Il change tout le temps. Comme une cellule en phase de division accélérée, le polyèdre évolue à chaque seconde. Tout en lui est instable, en même temps qu'immuable. Sur chacune de ses faces il y a quelque chose à inscrire : un champ à renseigner. C'est un boulot fou. Je clique, j'inscris, et aussitôt une nouvelle surface lisse et avide de renseignements apparaît. Nom prénom pseudo code de connexion date de naissance profession études parcours professionnel adresse téléphone fixe mobile adresse travail nom du supérieur hiérarchique nom des enfants nom conjoint code bancaire code porte code messagerie code sécu écrivain préféré restaurant préféré nom du premier professeur nom du premier animal domestique origine ethnique antécédents médicaux casier judiciaire revenus mensuels préférences sexuelles goûts musicaux pensées actions opinion omissions amis amis amis amis amis amis amis amis amis amis amis amis amis amis amis, personne à prévenir en cas d'accident : ce polyèdre veut manger tout mon réel.

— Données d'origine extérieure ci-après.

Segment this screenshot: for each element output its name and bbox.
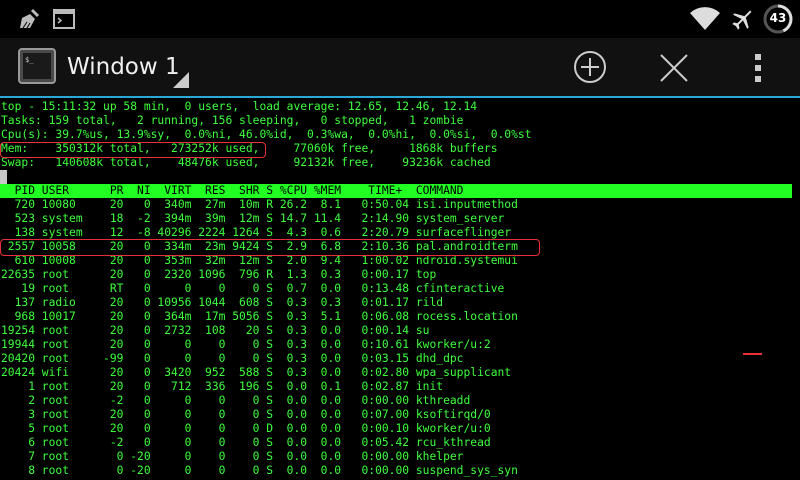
airplane-icon <box>730 6 756 32</box>
process-row: 610 10008 20 0 353m 32m 12m S 2.0 9.4 1:… <box>1 254 518 267</box>
process-row: 22635 root 20 0 2320 1096 796 R 1.3 0.3 … <box>1 268 437 281</box>
overflow-menu-button[interactable] <box>728 38 788 96</box>
process-row: 7 root 0 -20 0 0 0 S 0.0 0.0 0:00.00 khe… <box>1 450 464 463</box>
battery-level: 43 <box>769 11 787 25</box>
process-row: 5 root 20 0 0 0 0 D 0.0 0.0 0:00.10 kwor… <box>1 422 491 435</box>
process-row: 138 system 12 -8 40296 2224 1264 S 4.3 0… <box>1 226 512 239</box>
top-summary-line: top - 15:11:32 up 58 min, 0 users, load … <box>1 100 478 113</box>
process-row: 2 root -2 0 0 0 0 S 0.0 0.0 0:00.00 kthr… <box>1 394 471 407</box>
terminal-output[interactable]: top - 15:11:32 up 58 min, 0 users, load … <box>0 100 800 480</box>
add-window-button[interactable] <box>560 38 620 96</box>
process-row: 720 10080 20 0 340m 27m 10m R 26.2 8.1 0… <box>1 198 518 211</box>
androidterm-row-highlight <box>0 239 540 256</box>
column-header-line: PID USER PR NI VIRT RES SHR S %CPU %MEM … <box>1 184 464 197</box>
wifi-icon <box>689 7 721 31</box>
action-bar: $_ Window 1 <box>0 38 800 98</box>
process-row: 137 radio 20 0 10956 1044 608 S 0.3 0.3 … <box>1 296 444 309</box>
process-row: 19944 root 20 0 0 0 0 S 0.3 0.0 0:10.61 … <box>1 338 491 351</box>
process-row: 19254 root 20 0 2732 108 20 S 0.3 0.0 0:… <box>1 324 430 337</box>
terminal-icon <box>53 9 75 29</box>
status-bar: 43 <box>0 0 800 38</box>
process-row: 523 system 18 -2 394m 39m 12m S 14.7 11.… <box>1 212 505 225</box>
process-row: 1 root 20 0 712 336 196 S 0.0 0.1 0:02.8… <box>1 380 444 393</box>
close-window-button[interactable] <box>644 38 704 96</box>
swap-summary-line: Swap: 140608k total, 48476k used, 92132k… <box>1 156 491 169</box>
process-row: 3 root 20 0 0 0 0 S 0.0 0.0 0:07.00 ksof… <box>1 408 491 421</box>
process-row: 19 root RT 0 0 0 0 S 0.7 0.0 0:13.48 cfi… <box>1 282 505 295</box>
tasks-summary-line: Tasks: 159 total, 2 running, 156 sleepin… <box>1 114 464 127</box>
terminal-cursor <box>0 170 7 184</box>
process-row: 968 10017 20 0 364m 17m 5056 S 0.3 5.1 0… <box>1 310 518 323</box>
cpu-summary-line: Cpu(s): 39.7%us, 13.9%sy, 0.0%ni, 46.0%i… <box>1 128 532 141</box>
window-dropdown-indicator-icon[interactable] <box>173 72 189 88</box>
svg-text:$_: $_ <box>25 56 34 64</box>
red-dash-mark <box>743 353 762 355</box>
overflow-menu-icon <box>754 53 762 83</box>
process-row: 6 root -2 0 0 0 0 S 0.0 0.0 0:05.42 rcu_… <box>1 436 491 449</box>
process-row: 20420 root -99 0 0 0 0 S 0.3 0.0 0:03.15… <box>1 352 464 365</box>
process-row: 20424 wifi 20 0 3420 952 588 S 0.3 0.0 0… <box>1 366 512 379</box>
window-title[interactable]: Window 1 <box>67 54 180 80</box>
process-row: 8 root 0 -20 0 0 0 S 0.0 0.0 0:00.00 sus… <box>1 464 518 477</box>
close-window-icon <box>659 53 689 83</box>
terminal-app-icon[interactable]: $_ <box>18 48 56 84</box>
mem-usage-highlight <box>0 142 266 158</box>
broom-icon <box>18 8 42 30</box>
add-window-icon <box>573 50 607 84</box>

Ce que j'éprouve à l'égard de cette figure,
               
c'est l'inquiétude soucieuse de bien faire de l'élève, face au maître multipliant les consignes à plaisir,

                c'est l'empressement anxieux et exaspéré de la maman oiseau face au gosier écarlate de ses sept oisillons, sauf qu'ils sont ici indénombrables,

                 c'est l'étourdissement proche de la terreur, la grâce affolante des élus, pressés dans l'essaim des chérubins, de plus en plus nombreux, de plus en plus pressants.